In order to realize a satisfactory level of preparedness for timely and effective response to a natural disaster, disaster response plan entails identifying disaster risks, vulnerabilities, impact, organizational resources and capacities. It further involves determining roles and responsibilities, and formulating policies and procedures and planning activities. This is at the broader perspective and it allows identifying gaps and needs. Contingency planning focus more on addressing the responses and actions geared for specific disaster scenarios. (ii)
Since contingency planning deals with individual specific events which are known risks at the local, national or regional levels, formulation necessitate the involvement of stakeholders at the associated levels. Contingency plans mesh well with operations management in terms of handling anticipated resource requirements, available resources, and shortfalls or gaps.

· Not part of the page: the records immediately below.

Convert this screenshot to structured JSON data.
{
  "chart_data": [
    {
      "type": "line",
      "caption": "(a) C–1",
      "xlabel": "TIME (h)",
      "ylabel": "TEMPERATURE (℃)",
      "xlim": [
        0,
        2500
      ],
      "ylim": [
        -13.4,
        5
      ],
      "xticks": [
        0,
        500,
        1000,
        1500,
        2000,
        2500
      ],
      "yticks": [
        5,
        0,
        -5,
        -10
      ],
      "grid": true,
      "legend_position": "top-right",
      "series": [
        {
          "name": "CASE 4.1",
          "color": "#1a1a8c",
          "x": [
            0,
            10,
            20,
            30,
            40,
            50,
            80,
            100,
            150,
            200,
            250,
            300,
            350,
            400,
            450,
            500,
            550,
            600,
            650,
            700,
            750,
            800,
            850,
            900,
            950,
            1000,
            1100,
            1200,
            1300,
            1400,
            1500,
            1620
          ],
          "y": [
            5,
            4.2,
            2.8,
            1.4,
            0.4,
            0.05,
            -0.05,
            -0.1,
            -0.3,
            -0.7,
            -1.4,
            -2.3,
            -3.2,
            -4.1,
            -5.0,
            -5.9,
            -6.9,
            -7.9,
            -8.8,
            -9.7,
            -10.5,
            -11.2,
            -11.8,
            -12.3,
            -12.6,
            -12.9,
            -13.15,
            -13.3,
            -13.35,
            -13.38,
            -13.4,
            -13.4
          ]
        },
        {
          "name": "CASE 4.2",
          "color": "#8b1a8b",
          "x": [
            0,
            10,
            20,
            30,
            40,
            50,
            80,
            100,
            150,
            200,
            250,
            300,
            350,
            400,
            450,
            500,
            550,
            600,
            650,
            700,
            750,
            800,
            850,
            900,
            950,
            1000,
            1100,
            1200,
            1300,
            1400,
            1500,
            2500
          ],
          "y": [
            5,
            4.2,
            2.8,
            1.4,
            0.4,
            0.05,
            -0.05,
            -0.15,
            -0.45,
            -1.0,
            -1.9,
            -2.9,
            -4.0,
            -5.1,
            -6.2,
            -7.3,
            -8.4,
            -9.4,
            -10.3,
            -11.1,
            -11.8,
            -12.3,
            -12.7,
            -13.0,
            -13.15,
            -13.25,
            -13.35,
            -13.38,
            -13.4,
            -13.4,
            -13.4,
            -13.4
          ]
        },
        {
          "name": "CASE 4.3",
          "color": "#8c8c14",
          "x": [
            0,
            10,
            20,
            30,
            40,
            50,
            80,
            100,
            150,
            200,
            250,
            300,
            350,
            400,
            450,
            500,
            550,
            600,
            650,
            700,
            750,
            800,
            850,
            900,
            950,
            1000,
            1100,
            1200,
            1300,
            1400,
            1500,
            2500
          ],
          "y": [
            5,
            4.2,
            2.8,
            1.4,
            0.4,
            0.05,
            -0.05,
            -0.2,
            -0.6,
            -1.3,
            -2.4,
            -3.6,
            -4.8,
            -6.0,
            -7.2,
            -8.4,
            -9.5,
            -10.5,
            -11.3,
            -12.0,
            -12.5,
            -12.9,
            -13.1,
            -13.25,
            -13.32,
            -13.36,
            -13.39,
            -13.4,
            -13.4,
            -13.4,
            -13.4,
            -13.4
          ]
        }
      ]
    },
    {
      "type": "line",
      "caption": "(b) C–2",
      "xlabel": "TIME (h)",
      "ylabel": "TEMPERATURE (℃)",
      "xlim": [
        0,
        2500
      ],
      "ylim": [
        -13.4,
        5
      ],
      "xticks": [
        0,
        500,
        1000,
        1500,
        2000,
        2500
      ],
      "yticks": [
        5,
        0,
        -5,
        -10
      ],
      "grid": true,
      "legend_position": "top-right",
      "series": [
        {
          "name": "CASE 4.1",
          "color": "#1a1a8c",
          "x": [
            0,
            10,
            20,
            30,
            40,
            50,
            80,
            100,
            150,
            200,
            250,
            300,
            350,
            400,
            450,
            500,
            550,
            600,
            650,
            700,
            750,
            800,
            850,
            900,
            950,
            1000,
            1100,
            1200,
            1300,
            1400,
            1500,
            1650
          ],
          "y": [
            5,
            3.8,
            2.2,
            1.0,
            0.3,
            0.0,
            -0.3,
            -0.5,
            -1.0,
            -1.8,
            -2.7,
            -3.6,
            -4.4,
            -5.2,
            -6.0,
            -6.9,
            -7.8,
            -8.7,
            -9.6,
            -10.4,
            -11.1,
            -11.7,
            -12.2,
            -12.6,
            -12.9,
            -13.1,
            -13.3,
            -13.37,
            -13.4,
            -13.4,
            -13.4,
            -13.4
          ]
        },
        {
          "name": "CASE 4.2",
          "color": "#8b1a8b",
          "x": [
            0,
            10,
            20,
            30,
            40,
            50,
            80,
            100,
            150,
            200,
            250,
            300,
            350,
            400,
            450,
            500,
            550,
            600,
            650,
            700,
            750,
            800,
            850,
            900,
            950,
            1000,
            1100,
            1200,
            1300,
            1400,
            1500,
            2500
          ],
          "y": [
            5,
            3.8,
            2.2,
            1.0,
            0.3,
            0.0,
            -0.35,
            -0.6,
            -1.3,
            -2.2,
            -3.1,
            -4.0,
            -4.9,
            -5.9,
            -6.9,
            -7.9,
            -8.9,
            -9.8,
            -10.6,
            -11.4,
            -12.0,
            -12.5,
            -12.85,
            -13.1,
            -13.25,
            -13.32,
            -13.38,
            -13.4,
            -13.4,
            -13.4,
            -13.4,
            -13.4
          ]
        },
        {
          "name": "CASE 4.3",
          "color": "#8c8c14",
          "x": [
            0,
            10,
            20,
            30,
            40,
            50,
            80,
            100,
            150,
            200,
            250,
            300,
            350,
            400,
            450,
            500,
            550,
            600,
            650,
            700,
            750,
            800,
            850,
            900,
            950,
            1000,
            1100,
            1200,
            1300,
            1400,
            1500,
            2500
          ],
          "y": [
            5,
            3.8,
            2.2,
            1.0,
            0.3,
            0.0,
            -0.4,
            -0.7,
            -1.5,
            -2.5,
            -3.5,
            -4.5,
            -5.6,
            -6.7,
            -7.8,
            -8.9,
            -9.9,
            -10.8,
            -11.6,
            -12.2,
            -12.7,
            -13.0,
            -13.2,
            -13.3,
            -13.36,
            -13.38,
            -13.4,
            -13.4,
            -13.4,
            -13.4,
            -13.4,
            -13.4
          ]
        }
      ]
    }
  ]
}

With extreme weather disasters becoming the emerging feature this decade, and the horrific experience of Typhoon Morakot (Philippines, Taiwan) and the Istanbul flash floods still fresh in our minds, any flood risks alert should not be taken with a pinch of salt. Preparedness warrants that expecting the worst i.E. Flood prone areas expected to have higher that normal risk of flooding in different places and at greater magnitude than previous experience. Scenarios developed for the possible natural disaster will indicate the potential impact of such event. Flooding, for instance, often destroys houses and other properties resulting in the displacement of the flood affected population. Hence contingency planning could anticipate both food and non-food relief provision to alleviate human suffering resulting from the displacements. Those displaced suffer loss of household belongings and assets to the floods. Contingency plans look into emergency shelter requirements with the objective of protecting those affected from avoidable risks and vulnerabilities from the elements.(iii)
(i) PDCC Kalinga approves disaster contingency plan. 12 Jun 2009. Philippine Information Agency (PIA)
(ii) International Federation of Red Cross Red Crescent Societies. Contingency Planning & Disaster Response Planning.
(iii) Flood Contingency Plan for 2007 Main Rainy Season in Ethiopia. August 2007. Addis Ababa.